An incremental cost of reducing of task E by one week is 30,000. The other possibility is reduce the duration of both tasks B and C by 1 week each, increment of direct cost of 25,000 plus 25,000, which is 50,000.
Since 30,000 is less than 50,000, and 30,000 is less than the bonus of 40,000, we reduce the duration of E by 1 week (i.e. from 2 weeks to 1 week), thereby having a net gain of 40000 – 30000 = 10000. Now the project completion time is 9 weeks.
Now, since all tasks except B and C are at their minimum crash duration, the only possibility is to reduce the duration of both tasks B and C by 1 week.
This, however, implies that the increase in direct cost would be 50,000 for reducing project duration by 1 week. Since the bonus is only 40,000 per week reduction, we will not reduce the duration of tasks B and C.
If the bonus was at least 50,000 per week, we would reduce the duration of tasks B and C by 1 week and then the project completion time would be 8 weeks.
No further reduction and project completion time is possible since all the tasks in the critical path are at a their minimum duration.
It should be noted as you keep reducing the task durations, more paths become critical, and more tasks are on one or more critical paths. The critical tasks must be managed well so that none of them can take a longer time than the stipulated duration if the project completion time is not to be delayed. So, reducing the project completion time typically implies that the flexibility is lost and project management becomes more difficult.
The above approach to reduce the product duration is conceptually sound. But for large problems, it becomes very cumbersome and difficult to implement. A Linear Programming approach to solving this problem would be most appropriate.
Using Excel, we can use the feature of the Add-In Solver to solve Liner Programming Problems.
To configure the Solver, we need 3 pieces – Objective Function which has to be maximised or minimised, Variables to be altered to meet the requirement of the Objective Function and Constraints which have to be considered for optimisation.
The Objective Function in this case is to minimise the total duration of the Project.

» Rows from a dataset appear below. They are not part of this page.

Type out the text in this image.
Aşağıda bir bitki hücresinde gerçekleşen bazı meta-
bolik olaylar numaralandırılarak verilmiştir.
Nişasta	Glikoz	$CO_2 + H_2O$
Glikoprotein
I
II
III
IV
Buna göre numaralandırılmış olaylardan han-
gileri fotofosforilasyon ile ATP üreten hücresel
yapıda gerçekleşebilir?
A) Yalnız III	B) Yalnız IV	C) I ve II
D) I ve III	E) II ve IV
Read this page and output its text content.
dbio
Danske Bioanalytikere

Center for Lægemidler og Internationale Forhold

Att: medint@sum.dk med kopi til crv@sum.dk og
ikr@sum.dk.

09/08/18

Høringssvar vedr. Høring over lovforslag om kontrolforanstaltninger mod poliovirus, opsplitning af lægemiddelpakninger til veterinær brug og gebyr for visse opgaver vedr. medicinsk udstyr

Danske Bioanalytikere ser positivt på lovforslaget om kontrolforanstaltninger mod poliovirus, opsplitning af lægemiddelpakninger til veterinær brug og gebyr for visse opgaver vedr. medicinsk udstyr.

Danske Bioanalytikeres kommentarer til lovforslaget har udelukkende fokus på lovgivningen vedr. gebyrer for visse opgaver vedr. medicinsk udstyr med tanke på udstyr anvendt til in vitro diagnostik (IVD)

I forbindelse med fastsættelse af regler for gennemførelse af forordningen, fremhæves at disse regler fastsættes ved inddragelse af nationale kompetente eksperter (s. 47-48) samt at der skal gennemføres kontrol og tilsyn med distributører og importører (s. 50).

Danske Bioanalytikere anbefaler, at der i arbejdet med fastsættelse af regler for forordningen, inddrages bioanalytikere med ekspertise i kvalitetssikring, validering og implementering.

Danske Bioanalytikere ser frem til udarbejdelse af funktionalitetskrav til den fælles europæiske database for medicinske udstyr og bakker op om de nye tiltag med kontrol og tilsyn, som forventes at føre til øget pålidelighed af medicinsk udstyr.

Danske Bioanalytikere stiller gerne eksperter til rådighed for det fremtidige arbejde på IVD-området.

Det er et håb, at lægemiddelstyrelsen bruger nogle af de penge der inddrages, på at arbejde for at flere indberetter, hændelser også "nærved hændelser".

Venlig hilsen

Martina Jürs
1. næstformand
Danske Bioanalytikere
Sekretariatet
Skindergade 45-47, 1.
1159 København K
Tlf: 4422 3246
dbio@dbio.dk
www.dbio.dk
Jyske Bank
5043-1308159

So, in the Solver, point to the Cell where the calculation for the total duration of the project is stored.
The variables for this problem are the durations which have to be altered. In the Solver, configure the Cells where the Duration of the tasks are stored.
The Constraints are as follows:
We need the durations to remain non-negative as a solution. So, we add one constraint for each duration referring to the Cell Address > 0. For example, if we have store the duration for Task A in Cell C4, then one constraint becomes C4 > 0.
We need the durations to remain an Integer. So, we add one constraint for each duration variable. For example, if we have stored the duration for Task A in Cell C4, then one constraint becomes C4 is Integer.
We need the Precedences to remain honoured in the solution. If the start date of Task A is in Cell D4 and the start date of Task B is in Cell D5, then one constraint would be D5 – D4 >= 2. However, we cannot enter a formula in the Constraints area of Solver. So, we need to add a new column where we can store the differences like D5 – D4. Say this Cell is E5. Then we can add the constraint E5 >= 2.
We also need to add constraints to indicate that certain task durations cannot be altered. This can be done by fixing the duration of these tasks as per the current duration. For example, the duration of Task A cannot be crashed. So, we add a constraint as C4 = 2, where we assume that Cell C4 stores the duration for Task A and the duration for Task A is 2.